The Federal Insurance Office (FIO) recently proposed to solicit information from insurance companies about how climate risks may impact the affordability and availability of homeowners insurance policies. We submitted a comment supporting the call in which we emphasized the importance of nationwide data collection efforts and encouraged FIO to release its data publically. We also conducted analyses to support some potential modifications to the data solicitation, which we describe below.
The FIO proposal would involve collecting information nationwide from companies writing more than $100 million in policies. Additionally, in 10 states identified as the most “climate vulnerable,” FIO will solicit additional information in order to cover at least 80% of the state insurance market. FIO identified these states using FEMA’s National Risk Index (NRI) product.
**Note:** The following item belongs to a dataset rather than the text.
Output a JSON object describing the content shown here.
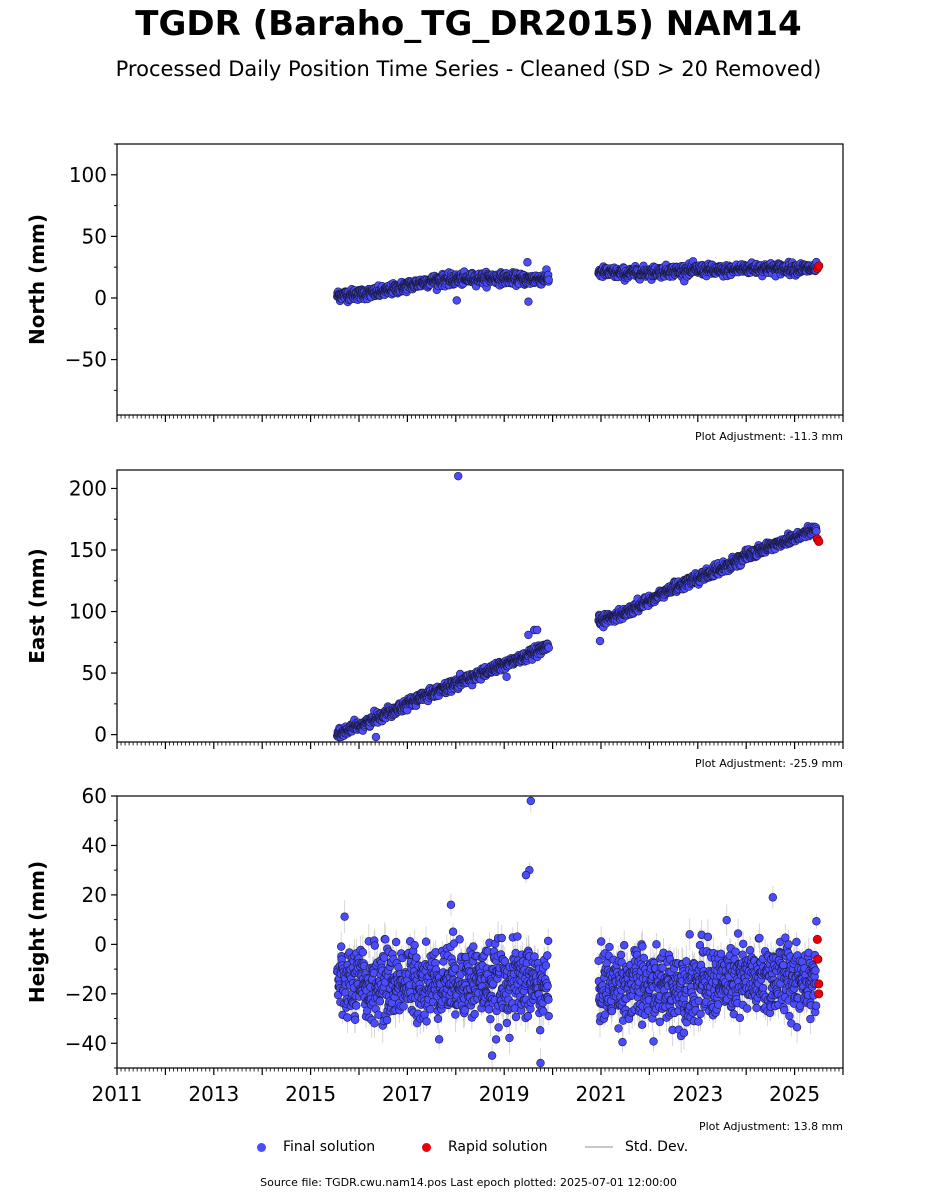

With enough resources, soliciting information to meet that 80% threshold nation-wide would of course be preferable, but as an initial step, we were pleased to see the targeted requests in regions that have been most heavily impacted by climate disasters to date.
Assessing the climate vulnerability of states, however, depends on the choice of metrics included in the analysis. The NRI captures expected annual losses from agriculture, buildings, and population, as well as the summed total of all three sectors. These losses are determined separately for 18 hazards. In its proposed approach, FIO ranked states according to the summed total expected annual loss for a subset of 15 climate hazards. As Figure 1 demonstrates through an interactive tool, changing the type of loss, or choosing a different subset of hazards, can change the ranking of most vulnerable states and result in a different set of top 10 most vulnerable states than the ones FIO identified. See our GitHub repository for more details on the analysis.
In our comments to FIO, we suggest they focus their initial selection of 10 states to reflect only losses to buildings, and to only include hazards that are likely to worsen with climate change. We make this recommendation because the data collection proposal specifically targets homeowners’ insurance losses from physical climate risks, as opposed to population or agricultural losses or losses from natural disasters more broadly. We hope that the interactive figure above, combined with our recommendations, can help FIO and others interested in FIO’s data request see how historical damages vary across states and use that information to better understand how analytical choices affect the selection of the most climate-vulnerable states.